Pacing Emotionally: Matching MOOD AND EMOTION

Matching a mood almost occurs automatically if you pace someone's body posture and speech rate. It is your choice to maintain your own mood or adopt theirs. Thoughtfulness and appropriateness are the key ingredients here. If they are in a good mood - fine! If they're in an "off" mood you can assist them to a better one by getting into rapport and directing their mind towards better times with "conditioning statements."

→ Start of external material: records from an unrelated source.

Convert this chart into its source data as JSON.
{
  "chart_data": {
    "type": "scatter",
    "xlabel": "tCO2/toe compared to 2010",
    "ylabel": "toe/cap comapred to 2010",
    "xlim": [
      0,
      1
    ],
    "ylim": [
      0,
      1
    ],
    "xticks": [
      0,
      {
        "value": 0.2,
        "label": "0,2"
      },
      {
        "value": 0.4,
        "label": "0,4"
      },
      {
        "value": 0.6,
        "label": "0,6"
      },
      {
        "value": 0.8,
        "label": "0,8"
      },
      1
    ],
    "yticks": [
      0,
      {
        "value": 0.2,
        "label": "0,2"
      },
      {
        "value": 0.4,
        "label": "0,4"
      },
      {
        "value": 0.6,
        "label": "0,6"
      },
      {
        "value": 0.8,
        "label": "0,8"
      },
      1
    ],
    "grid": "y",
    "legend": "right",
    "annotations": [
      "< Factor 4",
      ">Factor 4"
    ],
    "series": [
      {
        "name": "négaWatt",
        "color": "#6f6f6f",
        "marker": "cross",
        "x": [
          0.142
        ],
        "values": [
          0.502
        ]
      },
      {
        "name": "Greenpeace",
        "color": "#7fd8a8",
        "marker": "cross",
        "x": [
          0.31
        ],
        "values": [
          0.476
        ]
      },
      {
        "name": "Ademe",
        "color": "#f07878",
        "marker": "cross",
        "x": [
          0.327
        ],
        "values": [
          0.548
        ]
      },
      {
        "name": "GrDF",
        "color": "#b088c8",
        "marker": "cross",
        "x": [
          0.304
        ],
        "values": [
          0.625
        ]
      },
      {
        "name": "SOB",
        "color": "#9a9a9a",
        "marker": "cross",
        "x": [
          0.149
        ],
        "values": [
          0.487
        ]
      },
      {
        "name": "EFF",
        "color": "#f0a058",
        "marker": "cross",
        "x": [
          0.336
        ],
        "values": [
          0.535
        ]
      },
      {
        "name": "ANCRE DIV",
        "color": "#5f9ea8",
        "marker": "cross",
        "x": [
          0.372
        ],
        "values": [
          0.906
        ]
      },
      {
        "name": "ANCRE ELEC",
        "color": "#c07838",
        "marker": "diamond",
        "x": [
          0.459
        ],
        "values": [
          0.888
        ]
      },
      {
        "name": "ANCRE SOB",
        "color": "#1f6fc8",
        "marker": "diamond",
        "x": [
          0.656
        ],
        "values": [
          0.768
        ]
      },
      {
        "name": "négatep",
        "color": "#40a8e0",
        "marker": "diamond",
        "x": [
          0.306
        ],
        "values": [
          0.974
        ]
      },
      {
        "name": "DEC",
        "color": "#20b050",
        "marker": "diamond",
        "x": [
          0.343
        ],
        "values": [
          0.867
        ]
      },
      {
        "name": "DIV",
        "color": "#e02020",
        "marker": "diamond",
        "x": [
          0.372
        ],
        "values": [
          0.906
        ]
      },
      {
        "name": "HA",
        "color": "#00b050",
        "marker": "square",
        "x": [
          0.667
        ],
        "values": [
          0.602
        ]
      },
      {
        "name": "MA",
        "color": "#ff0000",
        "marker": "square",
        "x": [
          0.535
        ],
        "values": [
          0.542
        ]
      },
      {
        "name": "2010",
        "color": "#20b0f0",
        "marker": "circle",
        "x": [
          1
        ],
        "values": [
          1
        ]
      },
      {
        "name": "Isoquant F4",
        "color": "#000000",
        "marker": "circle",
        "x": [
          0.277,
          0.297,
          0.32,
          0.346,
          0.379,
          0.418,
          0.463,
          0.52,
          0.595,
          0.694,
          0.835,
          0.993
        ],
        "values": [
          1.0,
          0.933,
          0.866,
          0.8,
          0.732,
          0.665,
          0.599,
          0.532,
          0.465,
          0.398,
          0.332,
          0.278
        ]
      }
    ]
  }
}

"Conditioning Statements" and the Power of Speaking in Positives

Did you ever have someone tell you "there's nothing to worry about"? What did you do? Chances are you wondered about what you shouldn't be worrying about. Try this experiment for a moment. ... Pause ... and ...Don't think about a pink elephant. Do NOT THINK of a PINK ELEPHANT. Chances are that you had to think of the pink elephant, however briefly, in order to consciously dismiss the thought.

Presupposing that the unconscious mind does not deal in negatives OR that our minds are momentarily directed to the unwanted state in order to make sense of a statement, the following communication formula is derived:

Original Statement
Minus Negation
Equals Unconscious message received.

Therefore statements are internally transformed and become something other than what we intend -- whether for ourselves or for others.

Don't feel bad. = Feel bad.
Don't be in a bad mood. = Be in a bad mood.
I don't want to gain weight. = I want to gain weight.

Speaking in Positives is a better alternative. Tell people (or yourself) what you do want rather than telling them (or yourself) what you don't want.

"Feel good." "I hope you feel comfortable." "I want to be good." Etc..

It's unfortunate that negative phraseology is such a common pattern in our language. DON'T THINK OF THE ADVANTAGES THAT YOU WOULD RECEIVE IF YOU MAKE A CONSCIOUS EFFORT TO CHANGE TOWARDS SPEAKING IN POSITIVES MORE OFTEN. Try this out for a couple of weeks and you'll notice significant changes in people's responsiveness to you.


"Chemistry" occurs naturally and easily for many people. However, until now, it was a hit-or-miss process. By pacing the other person physically and mentally we more closely replicate that person -- allowing them to be more comfortable with us because we are like them. It's almost as if there's something about us that they like but can't quite figure out -- it's themselves!

The awareness of these techniques gives us a tool to use whenever we choose. If things are going well, forget about it and enjoy yourself. If something isn't quite right, you now have a tool box of rapport generating techniques.

These techniques can be applied in virtually any interaction. They are of special value when active cooperation is necessary. Other specialized applications can include: Coaching and Counselling; Advertising and Marketing ; Making presentations to large audiences.